I am an emeritus professor from Cornell University and was a Commissioned Lay Preacher in the Presbyterian Church (USA). For many years I have followed the Daily Lectionary as printed in the Mission Yearbook of my church. For each day of a two-year cycle, the lectionary lists four psalms and three other scriptural passages--usually one from the Old Testament and two from the New Testament. My practice is to copy down a verse or two from one of the psalms and from each of the other three passages. After I have written out all four selections, I reflect upon them, rearrange their order, and incorporate them into a meditation. Sometimes I retain much of the original wording; sometimes all that remains of a selection is an idea that was stimulated when I read the original words.
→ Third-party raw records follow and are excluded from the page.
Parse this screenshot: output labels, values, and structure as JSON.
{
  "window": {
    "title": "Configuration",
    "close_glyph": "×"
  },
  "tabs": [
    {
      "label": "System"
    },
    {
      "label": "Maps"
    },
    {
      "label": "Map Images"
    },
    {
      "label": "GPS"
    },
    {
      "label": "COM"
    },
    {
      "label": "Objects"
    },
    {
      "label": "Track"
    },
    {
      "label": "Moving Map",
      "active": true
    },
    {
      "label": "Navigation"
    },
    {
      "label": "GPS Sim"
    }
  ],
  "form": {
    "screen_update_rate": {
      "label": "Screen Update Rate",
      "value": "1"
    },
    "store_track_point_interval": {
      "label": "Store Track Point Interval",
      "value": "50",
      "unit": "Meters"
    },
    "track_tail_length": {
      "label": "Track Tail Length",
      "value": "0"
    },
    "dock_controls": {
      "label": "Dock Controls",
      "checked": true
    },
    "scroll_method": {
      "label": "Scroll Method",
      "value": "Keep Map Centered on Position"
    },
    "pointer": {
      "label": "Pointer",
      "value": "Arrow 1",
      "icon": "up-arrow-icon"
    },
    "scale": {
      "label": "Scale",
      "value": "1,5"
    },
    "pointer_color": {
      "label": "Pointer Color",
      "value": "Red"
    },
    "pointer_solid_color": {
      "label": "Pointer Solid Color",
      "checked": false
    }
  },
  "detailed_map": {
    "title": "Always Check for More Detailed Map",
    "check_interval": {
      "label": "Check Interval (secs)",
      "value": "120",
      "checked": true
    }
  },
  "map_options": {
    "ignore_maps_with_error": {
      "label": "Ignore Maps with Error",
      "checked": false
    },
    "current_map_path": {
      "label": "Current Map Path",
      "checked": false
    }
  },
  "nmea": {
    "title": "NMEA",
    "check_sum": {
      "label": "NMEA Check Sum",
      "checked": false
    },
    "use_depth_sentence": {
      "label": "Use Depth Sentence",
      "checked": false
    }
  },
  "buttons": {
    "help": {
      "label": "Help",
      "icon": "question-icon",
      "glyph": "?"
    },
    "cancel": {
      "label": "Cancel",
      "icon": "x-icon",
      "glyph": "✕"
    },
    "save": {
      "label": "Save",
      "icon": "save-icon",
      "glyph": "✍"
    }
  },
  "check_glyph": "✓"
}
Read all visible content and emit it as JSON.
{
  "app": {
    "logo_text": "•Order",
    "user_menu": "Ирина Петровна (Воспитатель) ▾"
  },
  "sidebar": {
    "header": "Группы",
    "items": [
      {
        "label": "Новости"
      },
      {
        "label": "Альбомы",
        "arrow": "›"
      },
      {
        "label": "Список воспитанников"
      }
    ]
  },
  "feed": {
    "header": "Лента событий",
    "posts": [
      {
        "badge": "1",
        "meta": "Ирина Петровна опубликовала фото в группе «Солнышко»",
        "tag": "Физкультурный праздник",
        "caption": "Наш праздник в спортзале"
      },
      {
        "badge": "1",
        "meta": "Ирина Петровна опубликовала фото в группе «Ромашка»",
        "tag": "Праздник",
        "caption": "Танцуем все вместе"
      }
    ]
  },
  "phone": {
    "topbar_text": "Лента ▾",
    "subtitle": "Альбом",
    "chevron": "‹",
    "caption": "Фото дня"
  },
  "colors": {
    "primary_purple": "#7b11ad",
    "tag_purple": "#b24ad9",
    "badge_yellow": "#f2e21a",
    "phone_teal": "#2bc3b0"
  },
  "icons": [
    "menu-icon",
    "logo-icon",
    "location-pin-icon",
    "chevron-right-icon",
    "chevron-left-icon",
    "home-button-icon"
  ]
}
All selections are from the New Revised Standard Version of the Bible. For the Daily Lectionary, see the link below.

The Snare of False Accusation--Aug. 29, 2012



What you have made clean, dear God, we must not call profane.
Whom you have made good, we must not accuse of deceptions.

To us it seems a hard service to separate clean from profane,
or to discern who is a good person and who a deceiver,
but you will deliver us from the snare of the fowler.

Deliver us from the snares of false accusations
and from the deadly pestilence of gossip.

Lectionary Readings

Ps. 65; 147:1-11; 125; 91
Job 6:1; 7:1-21
Acts 10:1-16
John 7:1-13

Selected Verses
Ps. 91:3
For [God] will deliver you from the snare of the fowler
      and from the deadly pestilence…

Job 7:1

"Do not human beings have a hard service on earth, and are not their days like the days of a laborer? …" [Job's reply to his accusers]

Acts 10:15

The voice said to [Peter] again, a second time, "What God has made clean, you must not call profane."

John 7:12
And there was considerable complaining about [Jesus] among the crowds. While some were saying, "He is a good man," others were saying, "No, he is deceiving the crowd."